Universal Feature Selection with Noisy Observations and Weak Symmetry Conditions

TL;DR

This paper extends universal feature selection methods to noisy data and weak symmetry conditions, demonstrating robustness and near-optimal performance under relaxed assumptions.

Contribution

It introduces weak spherical symmetry and develops a feature selection framework that remains effective despite deviations from ideal symmetry and observation noise.

Findings

Selected features achieve asymptotically optimal error exponents with small symmetry deviations and noise.

The framework is robust to second-moment deviations and noise, broadening practical applicability.

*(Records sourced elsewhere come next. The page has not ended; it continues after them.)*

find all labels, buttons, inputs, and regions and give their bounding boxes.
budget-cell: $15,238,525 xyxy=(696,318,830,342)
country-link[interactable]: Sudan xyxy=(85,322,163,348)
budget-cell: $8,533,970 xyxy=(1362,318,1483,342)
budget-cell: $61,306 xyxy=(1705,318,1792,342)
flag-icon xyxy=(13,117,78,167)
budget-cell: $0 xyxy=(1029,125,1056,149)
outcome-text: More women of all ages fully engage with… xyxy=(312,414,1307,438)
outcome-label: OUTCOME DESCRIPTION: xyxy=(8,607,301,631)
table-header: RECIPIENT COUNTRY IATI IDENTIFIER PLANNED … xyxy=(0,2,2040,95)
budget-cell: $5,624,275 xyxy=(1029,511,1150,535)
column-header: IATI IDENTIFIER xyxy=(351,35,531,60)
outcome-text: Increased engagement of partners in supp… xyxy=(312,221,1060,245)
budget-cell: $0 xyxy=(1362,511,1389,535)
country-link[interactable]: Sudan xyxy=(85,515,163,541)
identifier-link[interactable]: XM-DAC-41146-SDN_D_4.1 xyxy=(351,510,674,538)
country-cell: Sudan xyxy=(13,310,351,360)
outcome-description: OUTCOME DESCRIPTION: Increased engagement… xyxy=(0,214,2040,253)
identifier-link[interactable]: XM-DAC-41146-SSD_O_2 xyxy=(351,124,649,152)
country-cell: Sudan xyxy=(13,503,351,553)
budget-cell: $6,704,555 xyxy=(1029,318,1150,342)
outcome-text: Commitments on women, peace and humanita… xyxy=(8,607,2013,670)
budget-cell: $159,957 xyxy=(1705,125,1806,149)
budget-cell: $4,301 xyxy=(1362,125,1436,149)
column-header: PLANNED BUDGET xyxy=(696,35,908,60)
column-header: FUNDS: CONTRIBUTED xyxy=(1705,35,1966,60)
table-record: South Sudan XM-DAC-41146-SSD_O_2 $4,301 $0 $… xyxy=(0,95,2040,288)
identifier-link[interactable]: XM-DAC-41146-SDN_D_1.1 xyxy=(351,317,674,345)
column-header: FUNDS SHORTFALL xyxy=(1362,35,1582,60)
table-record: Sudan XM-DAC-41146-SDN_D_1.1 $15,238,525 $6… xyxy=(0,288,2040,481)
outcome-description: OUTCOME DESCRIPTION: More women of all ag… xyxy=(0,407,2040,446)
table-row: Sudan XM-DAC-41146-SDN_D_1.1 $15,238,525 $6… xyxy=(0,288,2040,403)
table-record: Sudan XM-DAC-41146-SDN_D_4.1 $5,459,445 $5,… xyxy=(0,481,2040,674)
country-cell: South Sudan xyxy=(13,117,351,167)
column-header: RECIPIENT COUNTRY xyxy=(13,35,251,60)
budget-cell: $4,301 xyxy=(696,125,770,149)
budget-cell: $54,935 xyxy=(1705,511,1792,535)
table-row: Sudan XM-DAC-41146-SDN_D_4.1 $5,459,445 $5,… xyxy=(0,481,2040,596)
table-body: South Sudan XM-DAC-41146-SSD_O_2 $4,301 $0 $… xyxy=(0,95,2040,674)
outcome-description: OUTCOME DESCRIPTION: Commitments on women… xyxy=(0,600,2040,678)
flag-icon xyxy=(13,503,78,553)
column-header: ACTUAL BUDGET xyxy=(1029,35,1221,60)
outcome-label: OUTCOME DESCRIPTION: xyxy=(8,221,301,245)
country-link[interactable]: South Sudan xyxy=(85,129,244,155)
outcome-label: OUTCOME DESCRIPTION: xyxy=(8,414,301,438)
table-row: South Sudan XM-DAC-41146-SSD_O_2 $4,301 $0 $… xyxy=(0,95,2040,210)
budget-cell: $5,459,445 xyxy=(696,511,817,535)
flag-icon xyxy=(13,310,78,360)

Recovers previous results under ideal symmetry, showing generalization.

Abstract

This paper relaxes the restrictive symmetry conditions adopted in [4], [5] and extends their universal feature selection framework to accommodate noisy observations as well as attribute structures that may exhibit directional preferences. We introduce the notion of weak spherical symmetry, quantified by second-moment distances, which allows controlled deviations from rotational invariance. Under this relaxed condition, we develop a universal feature selection framework based on the singular value decomposition of the canonical dependence matrix computed from noisy data. Our main result shows that the selected features achieve asymptotically optimal error exponents up to a residual term that depends on the symmetry deviation $\delta$ and the noise levels $\eta_1, \eta_2$. When $\delta, \eta_1, \eta_2$ are relatively small, our result recovers that of [5], thereby demonstrating that exact spherical symmetry is unnecessary. Overall, our findings highlight the robustness of the selection framework against second-moment deviations and observation noise, thereby broadening its applicability across diverse inference tasks and providing a theoretically grounded tool for universal feature selection in practical scenarios.